In your dashboard left sidebar, click Theme Options. You’ll see 450+ settings organized into tabs: General, Header, Colors, Fonts, Property Options, Map Settings, and more.

Upload your logo at Theme Options » General » Logo. Set your brand colors at Theme Options » Colors. Add your Google Maps API key at Theme Options » Map Settings (requires a free API key from the Google Cloud Console).

Most agents customize 10 to 15 settings and they’re done. Now let’s add properties.

Step 4: Set Up Your Property Listings

Now for the fun part. In your dashboard, go to Properties » Add New. You’ll see a detailed form with everything you need.

The Fields Every Listing Needs

WPResidence’s Properties » Add New form has dedicated fields for everything below. No extra plugins needed. Fill them in completely — buyers who see incomplete listings bounce faster than those with full details.

  • Address (street, city, state, zip)
  • Listing price
  • Bedrooms and bathrooms (including half-baths)
  • Square footage (interior living area)
  • Lot size
  • Year built
  • Property type (Single Family, Condo, Commercial, Land, etc.)
  • MLS number
  • Listing date
  • Agent of record (linked to agent profile)
  • HOA fee (if applicable) and property taxes (annual estimate)
  • Property status (For Sale / For Rent / Sold / Pending)
  • Description (written narrative)
  • Photos and virtual tour URL (covered next)
  • Floor plan image
  • Neighborhood and school district data

According to NAR’s 2024 Profile of Home Buyers and Sellers, detailed property information is cited as valuable by 39% of buyers, second only to photos at 41%, with floor plans at 31%. Skipping fields means losing buyers who were ready to call.

Photos and Virtual Tours

Don’t just upload two exterior shots and call it a day. Buyers decide whether to visit in person based on photos alone.

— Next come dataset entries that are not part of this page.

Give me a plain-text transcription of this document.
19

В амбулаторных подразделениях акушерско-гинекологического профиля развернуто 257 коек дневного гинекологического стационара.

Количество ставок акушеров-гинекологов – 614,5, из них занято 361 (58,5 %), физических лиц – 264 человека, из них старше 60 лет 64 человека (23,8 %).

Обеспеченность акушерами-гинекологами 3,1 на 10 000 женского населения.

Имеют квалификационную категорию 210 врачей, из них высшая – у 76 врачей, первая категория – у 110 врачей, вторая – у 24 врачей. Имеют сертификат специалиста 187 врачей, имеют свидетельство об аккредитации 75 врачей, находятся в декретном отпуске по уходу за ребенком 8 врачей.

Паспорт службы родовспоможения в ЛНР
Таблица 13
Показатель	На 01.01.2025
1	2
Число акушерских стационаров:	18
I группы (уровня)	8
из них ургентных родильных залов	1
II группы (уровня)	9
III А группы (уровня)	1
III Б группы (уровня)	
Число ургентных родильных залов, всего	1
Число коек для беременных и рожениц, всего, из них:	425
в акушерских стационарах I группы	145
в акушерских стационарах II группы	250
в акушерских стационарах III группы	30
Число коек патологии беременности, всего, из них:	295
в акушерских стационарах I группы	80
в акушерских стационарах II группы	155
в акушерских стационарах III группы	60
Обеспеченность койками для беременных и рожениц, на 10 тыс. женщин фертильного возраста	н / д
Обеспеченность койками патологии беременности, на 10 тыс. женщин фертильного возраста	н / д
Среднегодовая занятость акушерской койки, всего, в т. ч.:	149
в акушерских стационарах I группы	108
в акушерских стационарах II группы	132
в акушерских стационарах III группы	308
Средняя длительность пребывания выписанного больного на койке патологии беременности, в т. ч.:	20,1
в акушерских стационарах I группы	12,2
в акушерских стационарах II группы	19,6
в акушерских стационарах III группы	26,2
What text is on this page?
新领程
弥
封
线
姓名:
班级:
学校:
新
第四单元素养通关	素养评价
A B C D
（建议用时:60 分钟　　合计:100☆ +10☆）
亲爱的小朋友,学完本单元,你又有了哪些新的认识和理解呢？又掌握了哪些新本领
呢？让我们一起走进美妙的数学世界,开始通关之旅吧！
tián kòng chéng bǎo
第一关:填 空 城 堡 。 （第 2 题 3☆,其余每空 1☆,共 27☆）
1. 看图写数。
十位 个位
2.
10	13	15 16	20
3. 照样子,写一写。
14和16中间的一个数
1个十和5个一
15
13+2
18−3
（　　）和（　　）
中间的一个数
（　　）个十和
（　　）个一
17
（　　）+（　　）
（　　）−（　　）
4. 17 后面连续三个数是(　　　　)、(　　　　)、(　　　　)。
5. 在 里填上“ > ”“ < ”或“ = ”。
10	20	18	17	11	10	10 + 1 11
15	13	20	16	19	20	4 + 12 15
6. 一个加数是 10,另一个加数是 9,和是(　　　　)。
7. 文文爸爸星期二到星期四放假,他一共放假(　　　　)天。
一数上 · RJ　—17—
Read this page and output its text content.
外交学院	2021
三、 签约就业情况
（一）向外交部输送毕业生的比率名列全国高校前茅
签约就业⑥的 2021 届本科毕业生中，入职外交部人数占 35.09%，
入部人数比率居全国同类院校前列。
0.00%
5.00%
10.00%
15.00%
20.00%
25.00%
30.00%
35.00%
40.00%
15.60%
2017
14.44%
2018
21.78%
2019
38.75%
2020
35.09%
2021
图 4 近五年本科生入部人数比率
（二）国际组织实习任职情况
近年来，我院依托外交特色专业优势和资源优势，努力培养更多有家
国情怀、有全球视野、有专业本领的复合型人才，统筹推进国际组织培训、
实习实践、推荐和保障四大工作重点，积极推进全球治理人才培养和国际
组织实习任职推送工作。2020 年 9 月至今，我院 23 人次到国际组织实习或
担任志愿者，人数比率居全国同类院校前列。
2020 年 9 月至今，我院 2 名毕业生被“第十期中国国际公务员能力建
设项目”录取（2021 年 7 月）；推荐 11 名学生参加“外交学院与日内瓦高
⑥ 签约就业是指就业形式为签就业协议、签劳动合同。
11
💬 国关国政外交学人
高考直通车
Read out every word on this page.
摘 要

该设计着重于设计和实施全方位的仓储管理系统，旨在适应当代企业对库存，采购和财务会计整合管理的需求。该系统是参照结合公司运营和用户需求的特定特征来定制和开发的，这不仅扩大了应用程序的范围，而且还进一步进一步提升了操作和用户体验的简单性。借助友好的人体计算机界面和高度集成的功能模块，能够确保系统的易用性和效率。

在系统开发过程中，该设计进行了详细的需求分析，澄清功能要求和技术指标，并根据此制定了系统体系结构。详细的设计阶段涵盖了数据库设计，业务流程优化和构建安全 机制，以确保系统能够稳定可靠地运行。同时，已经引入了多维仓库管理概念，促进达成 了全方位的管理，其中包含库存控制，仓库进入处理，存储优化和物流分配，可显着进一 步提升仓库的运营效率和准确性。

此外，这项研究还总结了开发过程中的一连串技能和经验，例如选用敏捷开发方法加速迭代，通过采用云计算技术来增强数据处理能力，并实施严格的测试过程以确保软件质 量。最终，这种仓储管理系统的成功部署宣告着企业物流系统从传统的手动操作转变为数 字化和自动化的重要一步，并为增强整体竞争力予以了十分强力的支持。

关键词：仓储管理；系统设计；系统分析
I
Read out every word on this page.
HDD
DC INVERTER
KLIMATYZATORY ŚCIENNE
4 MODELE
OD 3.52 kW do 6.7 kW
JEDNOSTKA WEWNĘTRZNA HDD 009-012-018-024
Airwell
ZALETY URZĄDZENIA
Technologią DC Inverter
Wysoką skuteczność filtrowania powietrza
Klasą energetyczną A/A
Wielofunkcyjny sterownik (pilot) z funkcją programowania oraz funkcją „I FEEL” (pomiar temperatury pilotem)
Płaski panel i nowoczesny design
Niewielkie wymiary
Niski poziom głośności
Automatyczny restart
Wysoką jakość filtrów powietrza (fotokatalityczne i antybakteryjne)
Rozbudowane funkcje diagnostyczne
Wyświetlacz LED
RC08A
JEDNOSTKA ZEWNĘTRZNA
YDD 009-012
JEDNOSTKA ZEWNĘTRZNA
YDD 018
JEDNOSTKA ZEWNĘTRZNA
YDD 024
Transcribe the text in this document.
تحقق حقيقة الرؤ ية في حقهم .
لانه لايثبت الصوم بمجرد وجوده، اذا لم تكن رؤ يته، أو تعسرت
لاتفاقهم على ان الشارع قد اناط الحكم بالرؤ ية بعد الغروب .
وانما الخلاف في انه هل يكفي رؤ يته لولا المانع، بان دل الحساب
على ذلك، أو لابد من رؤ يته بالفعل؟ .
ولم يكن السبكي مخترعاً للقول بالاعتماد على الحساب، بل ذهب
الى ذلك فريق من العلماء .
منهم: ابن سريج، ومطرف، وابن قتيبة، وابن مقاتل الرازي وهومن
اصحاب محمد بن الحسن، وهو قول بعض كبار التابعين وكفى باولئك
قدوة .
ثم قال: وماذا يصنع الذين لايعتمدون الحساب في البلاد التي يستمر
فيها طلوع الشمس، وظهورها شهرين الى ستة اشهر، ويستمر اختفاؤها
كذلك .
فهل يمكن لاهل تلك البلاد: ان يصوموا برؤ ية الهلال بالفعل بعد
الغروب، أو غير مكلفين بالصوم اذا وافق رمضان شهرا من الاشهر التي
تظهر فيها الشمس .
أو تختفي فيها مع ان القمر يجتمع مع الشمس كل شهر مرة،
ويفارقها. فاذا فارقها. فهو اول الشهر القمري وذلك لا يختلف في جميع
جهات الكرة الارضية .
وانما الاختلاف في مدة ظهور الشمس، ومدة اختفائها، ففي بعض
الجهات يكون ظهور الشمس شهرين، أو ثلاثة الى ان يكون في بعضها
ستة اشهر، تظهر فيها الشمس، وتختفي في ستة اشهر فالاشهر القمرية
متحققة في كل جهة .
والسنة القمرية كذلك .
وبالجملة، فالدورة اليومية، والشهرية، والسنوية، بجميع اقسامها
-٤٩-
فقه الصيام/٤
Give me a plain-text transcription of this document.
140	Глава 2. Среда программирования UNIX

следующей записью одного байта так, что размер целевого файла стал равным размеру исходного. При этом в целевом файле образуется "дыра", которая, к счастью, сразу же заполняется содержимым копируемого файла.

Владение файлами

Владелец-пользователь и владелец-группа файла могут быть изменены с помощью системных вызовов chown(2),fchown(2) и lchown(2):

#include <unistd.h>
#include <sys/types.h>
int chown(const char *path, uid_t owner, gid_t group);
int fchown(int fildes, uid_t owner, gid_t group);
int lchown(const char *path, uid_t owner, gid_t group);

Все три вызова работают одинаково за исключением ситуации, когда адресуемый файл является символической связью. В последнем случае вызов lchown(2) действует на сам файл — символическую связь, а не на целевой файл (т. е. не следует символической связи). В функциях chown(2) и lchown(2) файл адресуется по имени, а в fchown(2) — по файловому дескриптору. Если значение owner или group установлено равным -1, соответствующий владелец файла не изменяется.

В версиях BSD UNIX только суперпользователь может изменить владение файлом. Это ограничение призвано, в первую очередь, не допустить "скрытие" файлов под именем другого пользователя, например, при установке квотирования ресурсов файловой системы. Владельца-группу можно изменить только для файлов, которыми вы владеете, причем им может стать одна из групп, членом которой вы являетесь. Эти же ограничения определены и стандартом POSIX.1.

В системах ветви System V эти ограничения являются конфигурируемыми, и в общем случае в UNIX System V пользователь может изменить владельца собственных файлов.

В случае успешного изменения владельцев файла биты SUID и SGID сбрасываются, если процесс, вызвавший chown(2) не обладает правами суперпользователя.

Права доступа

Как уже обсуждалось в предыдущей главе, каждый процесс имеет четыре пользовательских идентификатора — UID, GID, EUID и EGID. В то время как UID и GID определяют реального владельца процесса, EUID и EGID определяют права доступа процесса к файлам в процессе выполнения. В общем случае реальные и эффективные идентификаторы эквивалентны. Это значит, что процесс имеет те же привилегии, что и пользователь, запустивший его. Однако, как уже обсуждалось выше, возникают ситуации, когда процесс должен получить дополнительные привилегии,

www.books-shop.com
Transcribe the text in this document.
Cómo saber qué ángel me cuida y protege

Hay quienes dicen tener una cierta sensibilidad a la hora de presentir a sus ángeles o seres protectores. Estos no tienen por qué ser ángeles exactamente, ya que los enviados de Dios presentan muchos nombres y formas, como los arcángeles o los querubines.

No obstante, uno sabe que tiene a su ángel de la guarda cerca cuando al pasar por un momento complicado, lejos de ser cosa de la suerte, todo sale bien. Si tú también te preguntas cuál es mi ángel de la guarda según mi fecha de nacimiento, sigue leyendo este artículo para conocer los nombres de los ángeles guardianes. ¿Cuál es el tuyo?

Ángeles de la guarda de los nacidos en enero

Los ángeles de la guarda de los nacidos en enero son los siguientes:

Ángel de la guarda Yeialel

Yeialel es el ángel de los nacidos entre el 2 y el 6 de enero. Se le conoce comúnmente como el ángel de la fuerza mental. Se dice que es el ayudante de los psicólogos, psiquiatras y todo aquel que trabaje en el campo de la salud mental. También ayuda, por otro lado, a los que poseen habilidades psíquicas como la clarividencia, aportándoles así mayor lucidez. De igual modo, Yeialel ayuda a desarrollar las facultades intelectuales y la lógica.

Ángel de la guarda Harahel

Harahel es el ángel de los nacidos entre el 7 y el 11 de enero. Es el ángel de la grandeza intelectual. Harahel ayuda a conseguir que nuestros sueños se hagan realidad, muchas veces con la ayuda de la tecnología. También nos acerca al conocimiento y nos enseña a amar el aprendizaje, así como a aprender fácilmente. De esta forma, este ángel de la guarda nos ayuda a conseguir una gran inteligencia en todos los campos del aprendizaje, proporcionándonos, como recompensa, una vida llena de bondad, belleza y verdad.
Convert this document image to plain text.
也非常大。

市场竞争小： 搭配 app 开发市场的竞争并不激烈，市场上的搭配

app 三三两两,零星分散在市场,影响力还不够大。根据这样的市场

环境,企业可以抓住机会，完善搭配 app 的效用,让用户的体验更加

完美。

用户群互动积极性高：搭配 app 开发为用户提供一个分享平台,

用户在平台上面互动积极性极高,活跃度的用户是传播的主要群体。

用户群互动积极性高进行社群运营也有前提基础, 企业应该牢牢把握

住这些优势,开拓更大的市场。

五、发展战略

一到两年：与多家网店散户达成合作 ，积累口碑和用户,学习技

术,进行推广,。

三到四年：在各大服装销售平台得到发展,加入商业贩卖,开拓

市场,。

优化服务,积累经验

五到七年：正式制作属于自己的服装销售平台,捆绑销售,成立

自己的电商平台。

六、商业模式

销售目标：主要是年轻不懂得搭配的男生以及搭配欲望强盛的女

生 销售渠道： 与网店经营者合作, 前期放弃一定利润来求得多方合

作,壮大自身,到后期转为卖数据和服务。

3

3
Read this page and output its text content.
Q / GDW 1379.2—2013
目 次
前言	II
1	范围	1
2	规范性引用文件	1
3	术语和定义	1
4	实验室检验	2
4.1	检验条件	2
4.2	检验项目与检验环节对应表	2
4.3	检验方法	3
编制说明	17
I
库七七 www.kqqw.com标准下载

Listings with 20 photos stay on the market for an average of 32 days, compared with 70 days for one-photo listings, per PlanOmatic’s analysis echoing Zillow research. Cover the exterior, every interior room, the kitchen, all bathrooms, and the yard.

Upload in JPEG or WebP format. WPResidence builds the gallery automatically. For virtual tours, paste a Matterport or YouTube URL into the virtual tour field. According to Zillow’s 2024 Consumer Housing Trends Report, 67% of buyers wished more listings had 3D tours, and 72% agreed 3D tours give a better feel for a space than static photos.

Note: If you use mlsimport for live MLS listings, photos are served from the MLS’s own CDN — not your server. A site with 5,000 imported listings and 25 photos each doesn’t use a single byte of your hosting storage for those images.

Location and Maps

Each property has a map field. Enter the full address in Property Details and WPResidence will pin it on Google Maps automatically. You’ll see the map preview update in real time.

Assign each property to City and Neighborhood taxonomies. This creates filterable archive pages (like /properties/neighborhood/downtown/) that are SEO-indexed. These taxonomy pages are the foundation for the area guides we’ll build in Step 6.

Schema Markup for Property Listings

Schema markup tells Google what your page is about (price, address, beds and baths) so it can show rich details in search results.

For real estate, the schema type you want is RealEstateListing. WPResidence generates it natively for every property page and you don’t write a line of code. To verify, copy any property URL into Google’s Rich Results Test (search.google.com/test/rich-results). You should see RealEstateListing detected with price, beds, baths, and square footage extracted.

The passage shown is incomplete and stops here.